KHARTOUM,-Al-Yurae- (Reuters) – Sudanese protesters marching against military rule on International Women’s Day were met with tear gas as they approached the presidential palace on Tuesday.
Women’s rights groups had called the protest along with neighbourhood resistance committees that have been organising street demonstrations since the military took power in October.
The coup put an end to a power-sharing arrangement between civilians and the military that was struck after former President Omar al-Bashir who ruled for 30 years was toppled in a 2019 uprising in which women played a prominent role.
“Women’s demands are the revolution’s demands,” said one protest banner. After the rally reached the presidential palace in the capital Khartoum, security forces chased protesters back into nearby streets.
The protest comes as Sudan faces economic free-fall.

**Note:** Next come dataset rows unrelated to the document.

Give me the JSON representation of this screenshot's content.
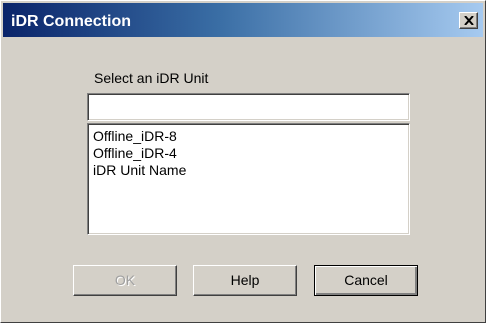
{
  "window": {
    "title": "iDR Connection",
    "close_glyph": "×"
  },
  "form": {
    "label": "Select an iDR Unit",
    "input_value": ""
  },
  "list": {
    "items": [
      {
        "label": "Offline_iDR-8"
      },
      {
        "label": "Offline_iDR-4"
      },
      {
        "label": "iDR Unit Name"
      }
    ]
  },
  "buttons": {
    "ok": {
      "label": "OK",
      "enabled": false
    },
    "help": {
      "label": "Help",
      "enabled": true
    },
    "cancel": {
      "label": "Cancel",
      "enabled": true,
      "default": true
    }
  },
  "colors": {
    "title_gradient_start": "#0a246a",
    "title_gradient_end": "#a6caf0",
    "dialog_face": "#d4d0c8",
    "disabled_text": "#a0a0a0"
  },
  "icons": {
    "close": "close-icon"
  }
}
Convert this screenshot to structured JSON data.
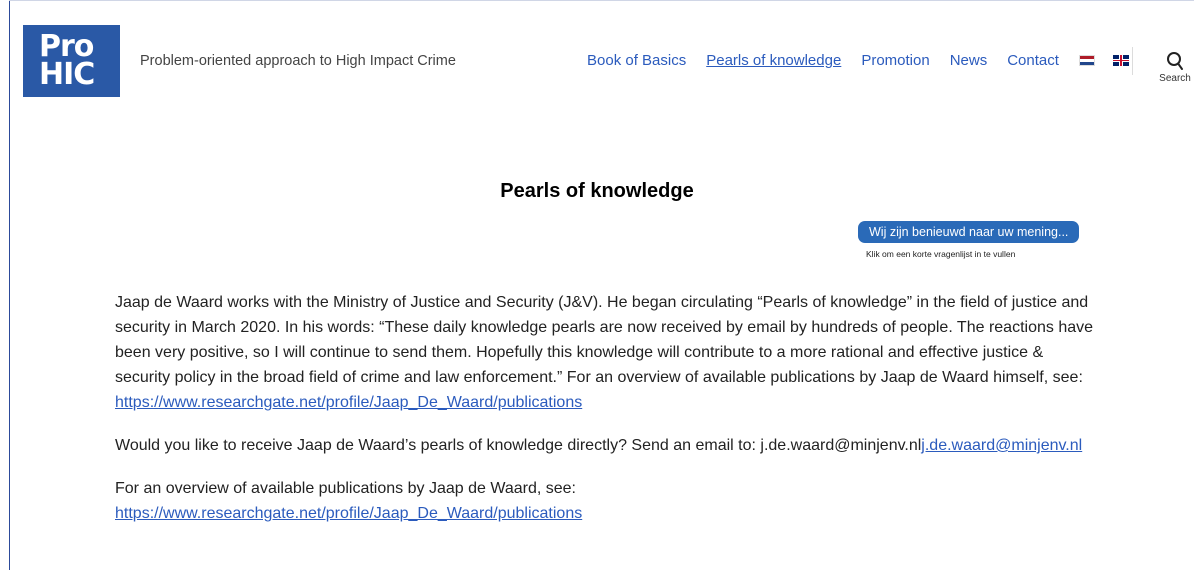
{
  "brand": {
    "logo_line1": "Pro",
    "logo_line2": "HIC",
    "tagline": "Problem-oriented approach to High Impact Crime"
  },
  "nav": {
    "items": [
      {
        "label": "Book of Basics"
      },
      {
        "label": "Pearls of knowledge",
        "current": true
      },
      {
        "label": "Promotion"
      },
      {
        "label": "News"
      },
      {
        "label": "Contact"
      }
    ],
    "flags": [
      "nl-flag-icon",
      "uk-flag-icon"
    ],
    "search_label": "Search"
  },
  "page": {
    "title": "Pearls of knowledge"
  },
  "survey": {
    "button_label": "Wij zijn benieuwd naar uw mening...",
    "subtext": "Klik om een korte vragenlijst in te vullen"
  },
  "content": {
    "p1_text": "Jaap de Waard works with the Ministry of Justice and Security (J&V). He began circulating “Pearls of knowledge” in the field of justice and security in March 2020. In his words: “These daily knowledge pearls are now received by email by hundreds of people. The reactions have been very positive, so I will continue to send them. Hopefully this knowledge will contribute to a more rational and effective justice & security policy in the broad field of crime and law enforcement.” For an overview of available publications by Jaap de Waard himself, see: ",
    "p1_link": "https://www.researchgate.net/profile/Jaap_De_Waard/publications",
    "p2_text": "Would you like to receive Jaap de Waard’s pearls of knowledge directly? Send an email to: j.de.waard@minjenv.nl",
    "p2_link": "j.de.waard@minjenv.nl",
    "p3_text": "For an overview of available publications by Jaap de Waard, see: ",
    "p3_link": "https://www.researchgate.net/profile/Jaap_De_Waard/publications"
  },
  "colors": {
    "brand_blue": "#2a59a6",
    "link": "#2b5bbd",
    "survey_button": "#2a6ab8"
  }
}
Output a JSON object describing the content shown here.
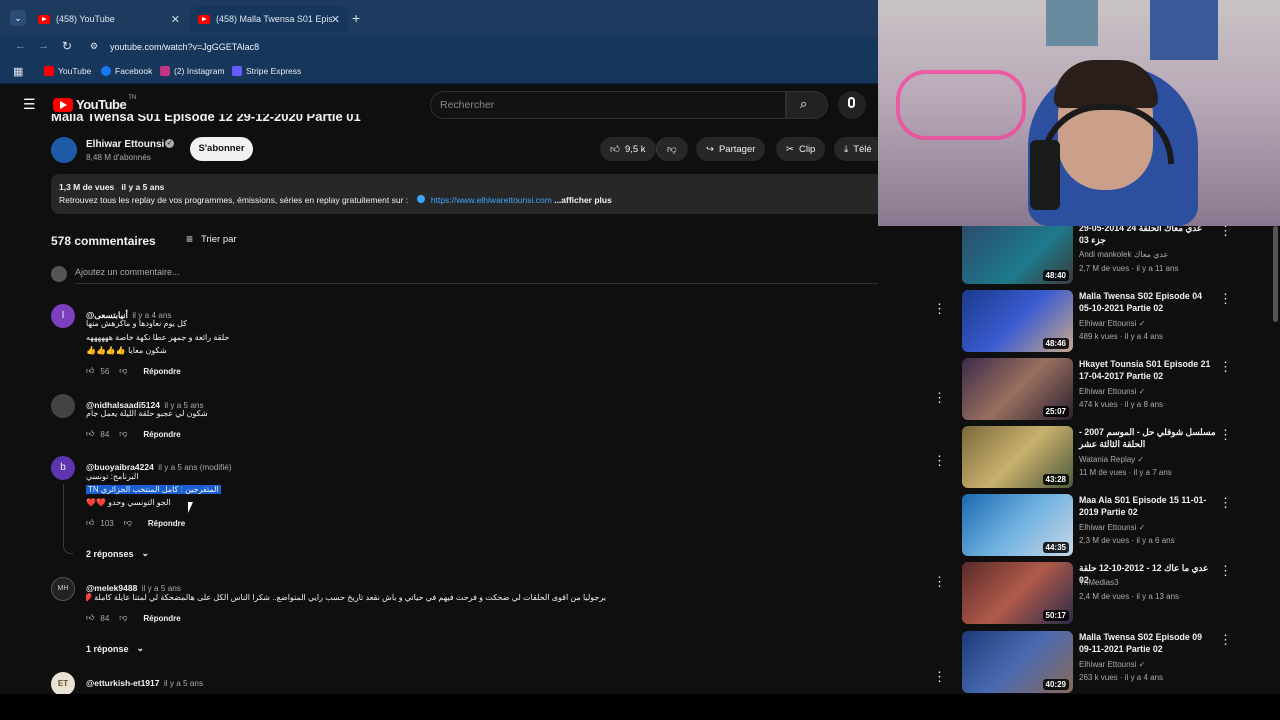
{
  "browser": {
    "tabs": [
      {
        "label": "(458) YouTube",
        "active": false
      },
      {
        "label": "(458) Malla Twensa S01 Episod",
        "active": true
      }
    ],
    "url": "youtube.com/watch?v=JgGGETAlac8",
    "bookmarks": [
      "YouTube",
      "Facebook",
      "(2) Instagram",
      "Stripe Express"
    ]
  },
  "yt": {
    "logo_text": "YouTube",
    "logo_country": "TN",
    "search_placeholder": "Rechercher"
  },
  "video": {
    "title_partial": "Malla Twensa S01 Episode 12 29-12-2020 Partie 01",
    "channel": "Elhiwar Ettounsi",
    "subscribers": "8,48 M d'abonnés",
    "subscribe_label": "S'abonner",
    "likes": "9,5 k",
    "share_label": "Partager",
    "clip_label": "Clip",
    "download_label": "Télé",
    "views_date": "1,3 M de vues   il y a 5 ans",
    "description": "Retrouvez tous les replay de vos programmes, émissions, séries en replay gratuitement sur :",
    "description_link": "https://www.elhiwarettounsi.com",
    "show_more": "...afficher plus"
  },
  "comments": {
    "count_label": "578 commentaires",
    "sort_label": "Trier par",
    "add_placeholder": "Ajoutez un commentaire...",
    "reply_label": "Répondre",
    "items": [
      {
        "author": "@أنيابتسعى",
        "time": "il y a 4 ans",
        "avatar_letter": "I",
        "lines": [
          "كل يوم نعاودها و ماكرهش منها",
          "حلقة رائعة و جمهر عطا نكهة خاصة ههههههه",
          "شكون معايا 👍👍👍👍"
        ],
        "likes": "56"
      },
      {
        "author": "@nidhalsaadi5124",
        "time": "il y a 5 ans",
        "avatar_letter": "",
        "lines": [
          "شكون لي عجبو حلقة الليلة يعمل جام"
        ],
        "likes": "84"
      },
      {
        "author": "@buoyaibra4224",
        "time": "il y a 5 ans (modifié)",
        "avatar_letter": "b",
        "lines": [
          "البرنامج: تونسي",
          "المتفرجين : كامل المنتخب الجزائري TN",
          "الجو التونسي وحدو ❤️❤️"
        ],
        "likes": "103",
        "replies_label": "2 réponses"
      },
      {
        "author": "@melek9488",
        "time": "il y a 5 ans",
        "avatar_letter": "MH",
        "lines": [
          "برجوليا من اقوى الحلقات لي ضحكت و  فرحت فيهم في حياتي و باش نقعد تاريخ حسب رايي المتواضع.. شكرا الناس الكل على هالمضحكة لي لمتنا عايلة كاملة ❤️❤️❤️🙏"
        ],
        "likes": "84",
        "replies_label": "1 réponse"
      },
      {
        "author": "@etturkish-et1917",
        "time": "il y a 5 ans",
        "avatar_letter": "ET",
        "lines": [
          ""
        ],
        "likes": ""
      }
    ]
  },
  "recommendations": [
    {
      "title": "عدي معاك الحلقة 24 2014-05-29 جزء 03",
      "channel": "Andi mankolek عدي معاك",
      "meta": "2,7 M de vues · il y a 11 ans",
      "duration": "48:40",
      "verified": false
    },
    {
      "title": "Malla Twensa S02 Episode 04 05-10-2021 Partie 02",
      "channel": "Elhiwar Ettounsi",
      "meta": "489 k vues · il y a 4 ans",
      "duration": "48:46",
      "verified": true
    },
    {
      "title": "Hkayet Tounsia S01 Episode 21 17-04-2017 Partie 02",
      "channel": "Elhiwar Ettounsi",
      "meta": "474 k vues · il y a 8 ans",
      "duration": "25:07",
      "verified": true
    },
    {
      "title": "مسلسل شوفلي حل - الموسم 2007 - الحلقة الثالثة عشر",
      "channel": "Watania Replay",
      "meta": "11 M de vues · il y a 7 ans",
      "duration": "43:28",
      "verified": true
    },
    {
      "title": "Maa Ala S01 Episode 15 11-01-2019 Partie 02",
      "channel": "Elhiwar Ettounsi",
      "meta": "2,3 M de vues · il y a 6 ans",
      "duration": "44:35",
      "verified": true
    },
    {
      "title": "عدي ما عاك 12 - 2012-10-12 حلقة 02",
      "channel": "TnMedias3",
      "meta": "2,4 M de vues · il y a 13 ans",
      "duration": "50:17",
      "verified": false
    },
    {
      "title": "Malla Twensa S02 Episode 09 09-11-2021 Partie 02",
      "channel": "Elhiwar Ettounsi",
      "meta": "263 k vues · il y a 4 ans",
      "duration": "40:29",
      "verified": true
    }
  ]
}
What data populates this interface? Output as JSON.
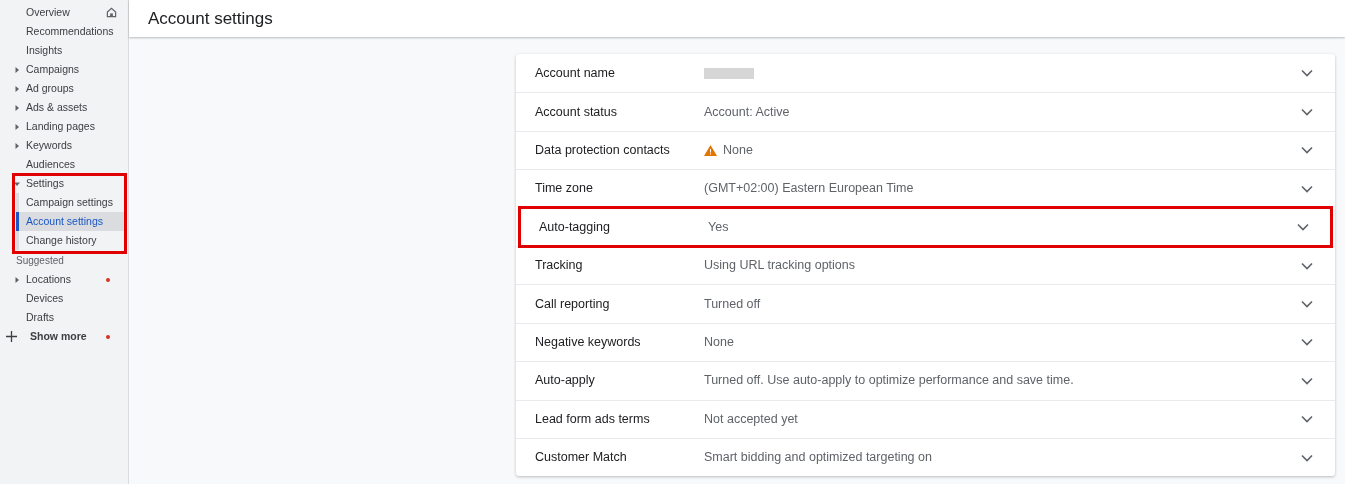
{
  "sidebar": {
    "items": [
      {
        "label": "Overview",
        "kind": "home"
      },
      {
        "label": "Recommendations",
        "kind": "item"
      },
      {
        "label": "Insights",
        "kind": "item"
      },
      {
        "label": "Campaigns",
        "kind": "collapsible",
        "expanded": false
      },
      {
        "label": "Ad groups",
        "kind": "collapsible",
        "expanded": false
      },
      {
        "label": "Ads & assets",
        "kind": "collapsible",
        "expanded": false
      },
      {
        "label": "Landing pages",
        "kind": "collapsible",
        "expanded": false
      },
      {
        "label": "Keywords",
        "kind": "collapsible",
        "expanded": false
      },
      {
        "label": "Audiences",
        "kind": "item"
      },
      {
        "label": "Settings",
        "kind": "collapsible",
        "expanded": true,
        "highlighted": true,
        "children": [
          {
            "label": "Campaign settings",
            "selected": false
          },
          {
            "label": "Account settings",
            "selected": true
          },
          {
            "label": "Change history",
            "selected": false
          }
        ]
      },
      {
        "label": "Suggested",
        "kind": "header"
      },
      {
        "label": "Locations",
        "kind": "collapsible",
        "expanded": false,
        "dot": true
      },
      {
        "label": "Devices",
        "kind": "item"
      },
      {
        "label": "Drafts",
        "kind": "item"
      },
      {
        "label": "Show more",
        "kind": "more",
        "dot": true
      }
    ]
  },
  "page": {
    "title": "Account settings"
  },
  "settings": [
    {
      "label": "Account name",
      "redacted": true,
      "highlighted": false
    },
    {
      "label": "Account status",
      "value": "Account: Active",
      "highlighted": false
    },
    {
      "label": "Data protection contacts",
      "value": "None",
      "warning": true,
      "highlighted": false
    },
    {
      "label": "Time zone",
      "value": "(GMT+02:00) Eastern European Time",
      "highlighted": false
    },
    {
      "label": "Auto-tagging",
      "value": "Yes",
      "highlighted": true
    },
    {
      "label": "Tracking",
      "value": "Using URL tracking options",
      "highlighted": false
    },
    {
      "label": "Call reporting",
      "value": "Turned off",
      "highlighted": false
    },
    {
      "label": "Negative keywords",
      "value": "None",
      "highlighted": false
    },
    {
      "label": "Auto-apply",
      "value": "Turned off. Use auto-apply to optimize performance and save time.",
      "highlighted": false
    },
    {
      "label": "Lead form ads terms",
      "value": "Not accepted yet",
      "highlighted": false
    },
    {
      "label": "Customer Match",
      "value": "Smart bidding and optimized targeting on",
      "highlighted": false
    }
  ]
}
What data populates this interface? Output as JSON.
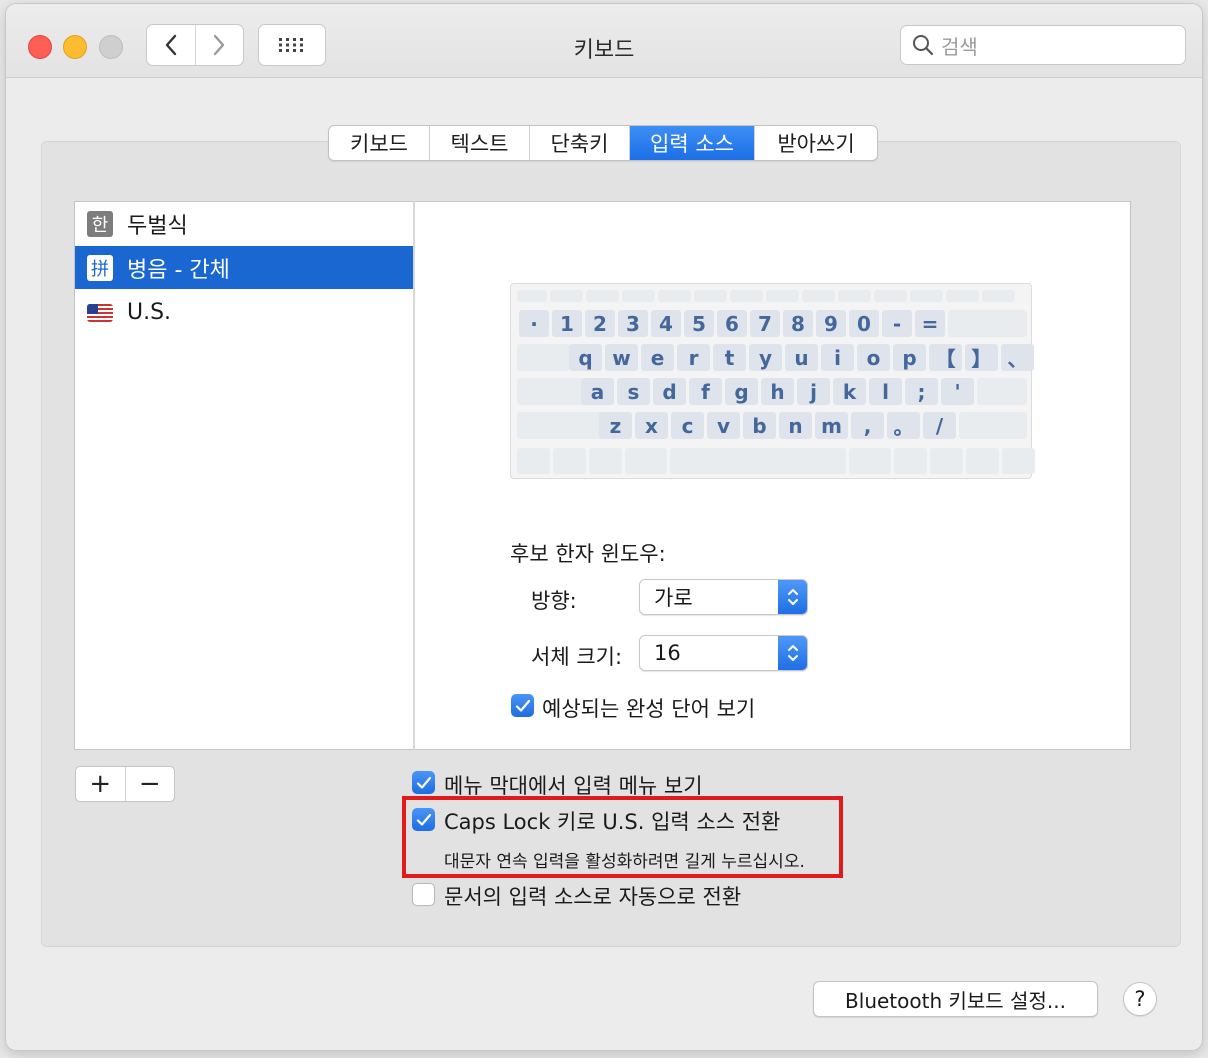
{
  "window": {
    "title": "키보드"
  },
  "toolbar": {
    "search_placeholder": "검색"
  },
  "tabs": [
    {
      "label": "키보드",
      "active": false
    },
    {
      "label": "텍스트",
      "active": false
    },
    {
      "label": "단축키",
      "active": false
    },
    {
      "label": "입력 소스",
      "active": true
    },
    {
      "label": "받아쓰기",
      "active": false
    }
  ],
  "input_sources": [
    {
      "icon_text": "한",
      "label": "두벌식",
      "selected": false
    },
    {
      "icon_text": "拼",
      "label": "병음 - 간체",
      "selected": true
    },
    {
      "icon": "us-flag-icon",
      "label": "U.S.",
      "selected": false
    }
  ],
  "keyboard_rows": [
    [
      "·",
      "1",
      "2",
      "3",
      "4",
      "5",
      "6",
      "7",
      "8",
      "9",
      "0",
      "-",
      "="
    ],
    [
      "q",
      "w",
      "e",
      "r",
      "t",
      "y",
      "u",
      "i",
      "o",
      "p",
      "【",
      "】",
      "、"
    ],
    [
      "a",
      "s",
      "d",
      "f",
      "g",
      "h",
      "j",
      "k",
      "l",
      ";",
      "'"
    ],
    [
      "z",
      "x",
      "c",
      "v",
      "b",
      "n",
      "m",
      ",",
      "。",
      "/"
    ]
  ],
  "candidate": {
    "title": "후보 한자 윈도우:",
    "direction_label": "방향:",
    "direction_value": "가로",
    "font_size_label": "서체 크기:",
    "font_size_value": "16",
    "predictive_label": "예상되는 완성 단어 보기",
    "predictive_checked": true
  },
  "add_remove": {
    "add": "+",
    "remove": "−"
  },
  "options": {
    "show_menu_label": "메뉴 막대에서 입력 메뉴 보기",
    "show_menu_checked": true,
    "caps_lock_label": "Caps Lock 키로 U.S. 입력 소스 전환",
    "caps_lock_checked": true,
    "caps_lock_sub": "대문자 연속 입력을 활성화하려면 길게 누르십시오.",
    "auto_switch_label": "문서의 입력 소스로 자동으로 전환",
    "auto_switch_checked": false
  },
  "footer": {
    "bluetooth_button": "Bluetooth 키보드 설정...",
    "help_button": "?"
  },
  "colors": {
    "accent": "#1b67d2",
    "highlight_border": "#e01b1b"
  }
}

On Tuesday, the Sudanese pound was devalued by about 19% after its price had slid on the black market.
The coup has also resulted in the reversal of decisions made since Bashir’s fall, and a crackdown in which political figures have been arrested and dozens of protesters killed.
On Tuesday, politician Babiker Faisal became the latest prominent former member of a committee tasked with dismantling Bashir’s regime to be detained, his party said in a statement.
In recent weeks, courts have reversed the committee’s firings of dozens of bureaucrats in the central bank, foreign ministry, and other entities.
Sudan’s ruling council said on Monday that holds placed on some accounts by the committee would be lifted, while other decisions affecting more than 1,500 individuals and companies would be upheld while under review.
In a further sign of rolling back work done under the power-sharing government, the head of a committee investigating the lethal dispersal of a sit-in in June 2019 said he had suspended its work after security forces took over its offices.